Fleeing Alzheimer’s

Sandra Miller

My left hand is an idiot.
I don’t think it can save me.

Deep in my brain, the old twine of brittle DNA,
the sparks of my memory and blasted circuits,
fizz and fray.
The spiral staircase twists, leading nowhere.

They say learn something new
so I rouse the dormant piano and try to
find the stretch, learn the reach
but my left hand bangs out sour notes and
my right hand, my anchor, derails in dismay.

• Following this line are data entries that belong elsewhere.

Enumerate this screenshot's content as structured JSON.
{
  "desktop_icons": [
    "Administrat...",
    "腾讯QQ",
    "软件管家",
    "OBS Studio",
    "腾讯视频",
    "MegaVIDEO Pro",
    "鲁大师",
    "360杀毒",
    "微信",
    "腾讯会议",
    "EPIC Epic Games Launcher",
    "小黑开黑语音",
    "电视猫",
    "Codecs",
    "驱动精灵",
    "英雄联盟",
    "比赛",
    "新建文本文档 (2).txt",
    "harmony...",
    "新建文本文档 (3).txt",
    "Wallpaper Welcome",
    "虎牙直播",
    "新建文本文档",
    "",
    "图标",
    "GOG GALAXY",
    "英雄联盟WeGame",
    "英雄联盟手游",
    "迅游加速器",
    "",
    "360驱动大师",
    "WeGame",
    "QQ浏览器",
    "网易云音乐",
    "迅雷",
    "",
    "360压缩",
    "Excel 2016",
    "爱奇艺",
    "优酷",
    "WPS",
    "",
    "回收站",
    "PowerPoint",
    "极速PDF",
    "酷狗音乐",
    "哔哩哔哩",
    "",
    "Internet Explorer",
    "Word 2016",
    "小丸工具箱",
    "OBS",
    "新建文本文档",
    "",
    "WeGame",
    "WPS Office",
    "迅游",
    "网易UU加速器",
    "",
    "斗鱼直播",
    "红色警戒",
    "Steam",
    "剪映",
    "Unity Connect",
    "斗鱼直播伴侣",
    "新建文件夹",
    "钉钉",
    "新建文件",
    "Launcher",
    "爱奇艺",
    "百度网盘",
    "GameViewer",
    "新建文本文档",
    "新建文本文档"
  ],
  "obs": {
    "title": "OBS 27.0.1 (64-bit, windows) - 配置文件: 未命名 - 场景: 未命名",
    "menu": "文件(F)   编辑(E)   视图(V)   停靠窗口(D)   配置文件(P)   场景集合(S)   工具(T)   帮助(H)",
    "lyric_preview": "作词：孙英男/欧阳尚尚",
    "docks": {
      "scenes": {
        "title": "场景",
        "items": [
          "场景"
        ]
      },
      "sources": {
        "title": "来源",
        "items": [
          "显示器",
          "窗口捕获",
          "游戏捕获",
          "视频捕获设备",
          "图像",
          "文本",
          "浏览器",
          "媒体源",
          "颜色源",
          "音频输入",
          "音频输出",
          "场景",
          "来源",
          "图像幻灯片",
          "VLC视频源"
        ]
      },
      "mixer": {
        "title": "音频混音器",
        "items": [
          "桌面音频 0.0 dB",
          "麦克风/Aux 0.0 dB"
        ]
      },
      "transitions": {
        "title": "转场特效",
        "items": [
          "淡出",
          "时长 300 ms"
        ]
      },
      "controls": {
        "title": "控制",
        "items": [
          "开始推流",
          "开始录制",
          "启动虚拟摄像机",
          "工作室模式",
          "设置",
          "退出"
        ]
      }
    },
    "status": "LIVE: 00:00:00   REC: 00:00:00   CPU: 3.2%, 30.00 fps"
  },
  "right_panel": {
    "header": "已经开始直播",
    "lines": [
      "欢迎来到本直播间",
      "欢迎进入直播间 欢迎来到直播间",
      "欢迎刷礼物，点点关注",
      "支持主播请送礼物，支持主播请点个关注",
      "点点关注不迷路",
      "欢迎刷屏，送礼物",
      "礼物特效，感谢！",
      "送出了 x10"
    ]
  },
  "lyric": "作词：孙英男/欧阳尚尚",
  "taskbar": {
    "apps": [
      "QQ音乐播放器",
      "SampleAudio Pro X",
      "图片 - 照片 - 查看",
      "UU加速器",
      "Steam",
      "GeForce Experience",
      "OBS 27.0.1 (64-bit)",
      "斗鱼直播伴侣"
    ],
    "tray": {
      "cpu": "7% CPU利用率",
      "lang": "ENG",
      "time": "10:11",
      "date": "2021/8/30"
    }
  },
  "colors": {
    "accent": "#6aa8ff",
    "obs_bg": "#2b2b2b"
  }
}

She haunts me, she follows me, she plucks at my sleeve …
I won’t turn and look 
at her chickadee eyes and empty-gourd head,
fumbling at spoons, hair gone askew.
I grasp my loose button, twirling on one thread,
wobbly and worthless.
It’s nearly gone.

Over and over I drill the arpeggio but
my left hand is an idiot.
I don’t think it can save me.

She’s coming.

About the poet:

Sandra Miller has been a faculty member at Banner Good Samaritan Family Medicine Residency for nearly twenty-five years and is a clinical assistant professor at the University of Arizona College of Medicine. “My college major was creative writing; I encourage all physicians to journal and explore their personal relationship with medicine through writing. One of my favorite past projects has been encouraging interns to write an ‘Ode to My Pager.’ “

About the poem:

“This is a compilation of many encounters with Alzheimer’s patients. Because this dementia runs strongly on both sides of my family, the worry of developing it always runs through me. This poem is a mix of attempting to forestall it and of giving in to possible dark reality; it is a bit of a fight story and a horror story rolled together. Contemplating such a disease does not necessarily have a happy ending, even though we would like it to.”